While nearly two-thirds of the U.S. population has a weight problem, statistics from the American Obesity Association say that only about 40 percent of physicians ever discuss the problem with patients. With obesity rates in children and adolescents running close to 15 percent, it’s no surprise that half of all adolescents watch two hours of TV a day. But their parents are not faring much better, chained to desks and imprisoned in cars on a long, daily commute.
Scores of food and beverage companies such as Sara Lee, Pepsi and Hershey are partnering with associations such as the American Council for Fitness and Nutrition to get practical solutions for tackling obesity into the hands of parents, teachers, communities and policy makers.

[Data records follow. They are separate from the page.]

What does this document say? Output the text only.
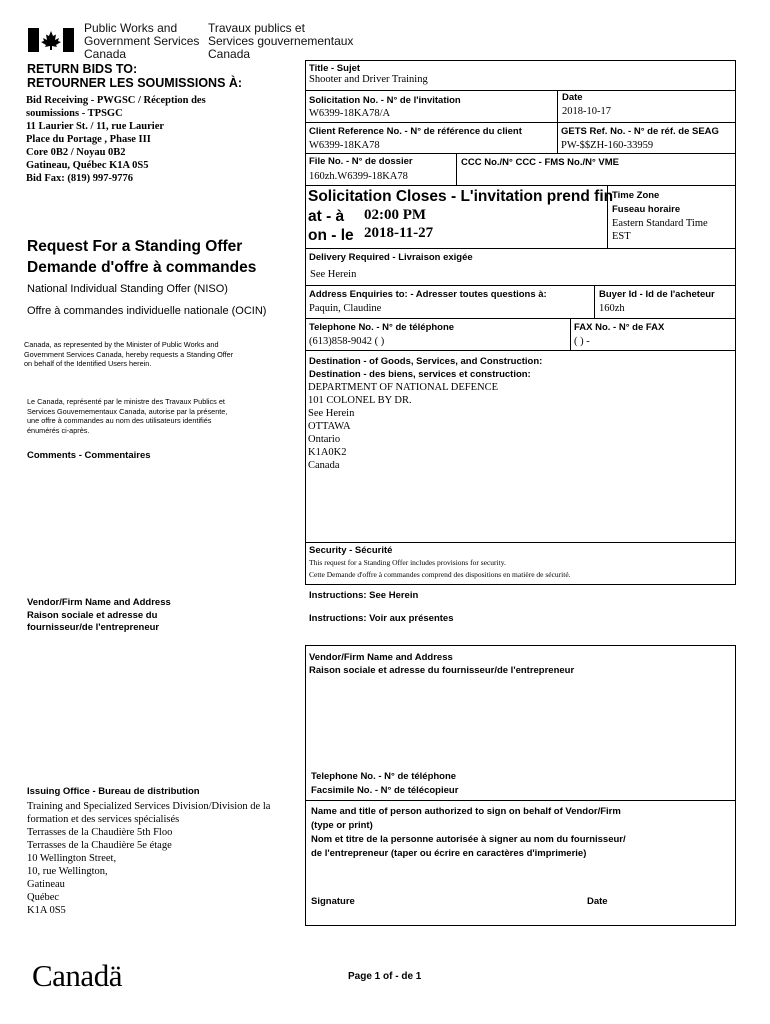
Public Works and
Government Services
Canada
Travaux publics et
Services gouvernementaux
Canada
RETURN BIDS TO:
RETOURNER LES SOUMISSIONS À:
Bid Receiving - PWGSC / Réception des
soumissions - TPSGC
11 Laurier St. / 11, rue Laurier
Place du Portage , Phase III
Core 0B2 / Noyau 0B2
Gatineau, Québec K1A 0S5
Bid Fax: (819) 997-9776
Request For a Standing Offer
Demande d'offre à commandes
National Individual Standing Offer (NISO)
Offre à commandes individuelle nationale (OCIN)
Canada, as represented by the Minister of Public Works and
Government Services Canada, hereby requests a Standing Offer
on behalf of the Identified Users herein.
Le Canada, représenté par le ministre des Travaux Publics et
Services Gouvernementaux Canada, autorise par la présente,
une offre à commandes au nom des utilisateurs identifiés
énumérés ci-après.
Comments - Commentaires
Vendor/Firm Name and Address
Raison sociale et adresse du
fournisseur/de l'entrepreneur
Issuing Office - Bureau de distribution
Training and Specialized Services Division/Division de la
formation et des services spécialisés
Terrasses de la Chaudière 5th Floo
Terrasses de la Chaudière 5e étage
10 Wellington Street,
10, rue Wellington,
Gatineau
Québec
K1A 0S5
Title - Sujet
Shooter and Driver Training
Solicitation No. - N° de l'invitation
W6399-18KA78/A
Date
2018-10-17
Client Reference No. - N° de référence du client
W6399-18KA78
GETS Ref. No. - N° de réf. de SEAG
PW-$$ZH-160-33959
File No. - N° de dossier
160zh.W6399-18KA78
CCC No./N° CCC - FMS No./N° VME
Solicitation Closes - L'invitation prend fin
at - à 02:00 PM
on - le 2018-11-27
Time Zone
Fuseau horaire
Eastern Standard Time
EST
Delivery Required - Livraison exigée
See Herein
Address Enquiries to: - Adresser toutes questions à:
Paquin, Claudine
Buyer Id - Id de l'acheteur
160zh
Telephone No. - N° de téléphone
(613)858-9042 ( )
FAX No. - N° de FAX
( ) -
Destination - of Goods, Services, and Construction:
Destination - des biens, services et construction:
DEPARTMENT OF NATIONAL DEFENCE
101 COLONEL BY DR.
See Herein
OTTAWA
Ontario
K1A0K2
Canada
Security - Sécurité
This request for a Standing Offer includes provisions for security.
Cette Demande d'offre à commandes comprend des dispositions en matière de sécurité.
Instructions: See Herein
Instructions: Voir aux présentes
Vendor/Firm Name and Address
Raison sociale et adresse du fournisseur/de l'entrepreneur
Telephone No. - N° de téléphone
Facsimile No. - N° de télécopieur
Name and title of person authorized to sign on behalf of Vendor/Firm
(type or print)
Nom et titre de la personne autorisée à signer au nom du fournisseur/
de l'entrepreneur (taper ou écrire en caractères d'imprimerie)
Signature	Date
Canadä	Page 1 of - de 1
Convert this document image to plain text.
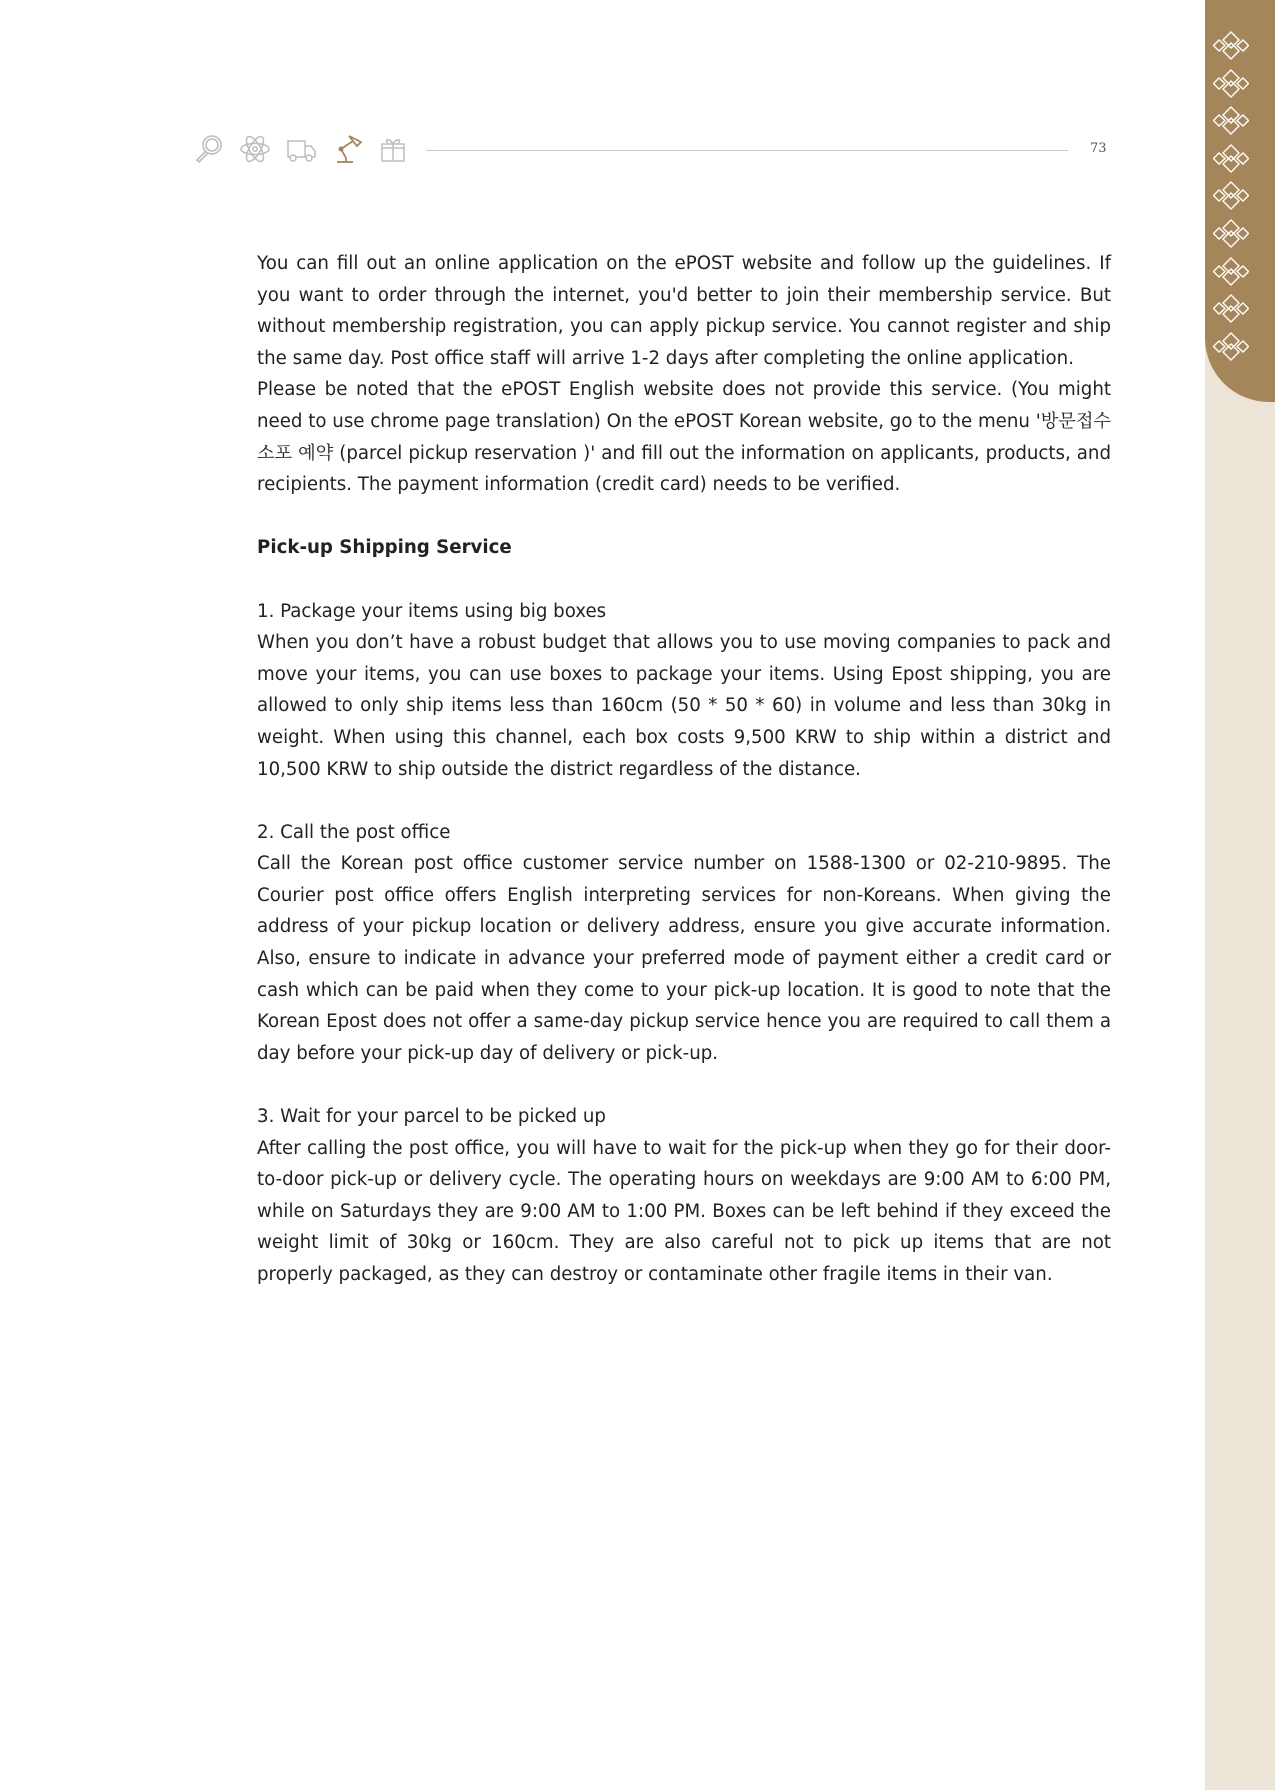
73

You can fill out an online application on the ePOST website and follow up the guidelines. If you want to order through the internet, you'd better to join their membership service. But without membership registration, you can apply pickup service. You cannot register and ship the same day. Post office staff will arrive 1-2 days after completing the online application.

Please be noted that the ePOST English website does not provide this service. (You might need to use chrome page translation) On the ePOST Korean website, go to the menu '방문접수소포 예약 (parcel pickup reservation )' and fill out the information on applicants, products, and recipients. The payment information (credit card) needs to be verified.

Pick-up Shipping Service

1. Package your items using big boxes

When you don’t have a robust budget that allows you to use moving companies to pack and move your items, you can use boxes to package your items. Using Epost shipping, you are allowed to only ship items less than 160cm (50 * 50 * 60) in volume and less than 30kg in weight. When using this channel, each box costs 9,500 KRW to ship within a district and 10,500 KRW to ship outside the district regardless of the distance.

2. Call the post office

Call the Korean post office customer service number on 1588-1300 or 02-210-9895. The Courier post office offers English interpreting services for non-Koreans. When giving the address of your pickup location or delivery address, ensure you give accurate information. Also, ensure to indicate in advance your preferred mode of payment either a credit card or cash which can be paid when they come to your pick-up location. It is good to note that the Korean Epost does not offer a same-day pickup service hence you are required to call them a day before your pick-up day of delivery or pick-up.

3. Wait for your parcel to be picked up

After calling the post office, you will have to wait for the pick-up when they go for their door-to-door pick-up or delivery cycle. The operating hours on weekdays are 9:00 AM to 6:00 PM, while on Saturdays they are 9:00 AM to 1:00 PM. Boxes can be left behind if they exceed the weight limit of 30kg or 160cm. They are also careful not to pick up items that are not properly packaged, as they can destroy or contaminate other fragile items in their van.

We do have a problem in this country and we do need more healthy food choices. But let’s not get this one basic fact wrong: McDonald’s and Wendy’s hamburgers are not going away anytime soon. Snacking in the car is not going away either. But fasten your seatbelts and lower your tray tables because now more snacking options are in the offing as the airlines allow passengers to buy better-tasting (I wonder) meals at 35,000 feet. Just what dieters need—another reason to buy food when you’re bored and forced into inactivity for several hours.
At the supermarket check out a few weeks ago, the checker informed me that I had won a prize. It was a little container of Chips Ahoy conveniently packaged to fit my car cup holder. I would never in a million years purchase a bag of Chips Ahoy. And it’s not because I don’t like them. I just can’t have that kind of thing in my house. But now here I am holding the mini cookie version for my cup holder. I loved them. Yes, Nabisco, you are tempting me to buy the mini Chips Ahoy again. I may not be happy, Nabisco, but you definitely have a winner on your hands.
The point is we all have a choice to eat and purchase different types of food and we all have the freedom to make good or bad choices. The obesity problem has become more complex than “just say no” to high calorie foods. So the debate on how to quell the great American appetite remains elusive. I’d love to know what you think food manufacturers can do to help solve the problem.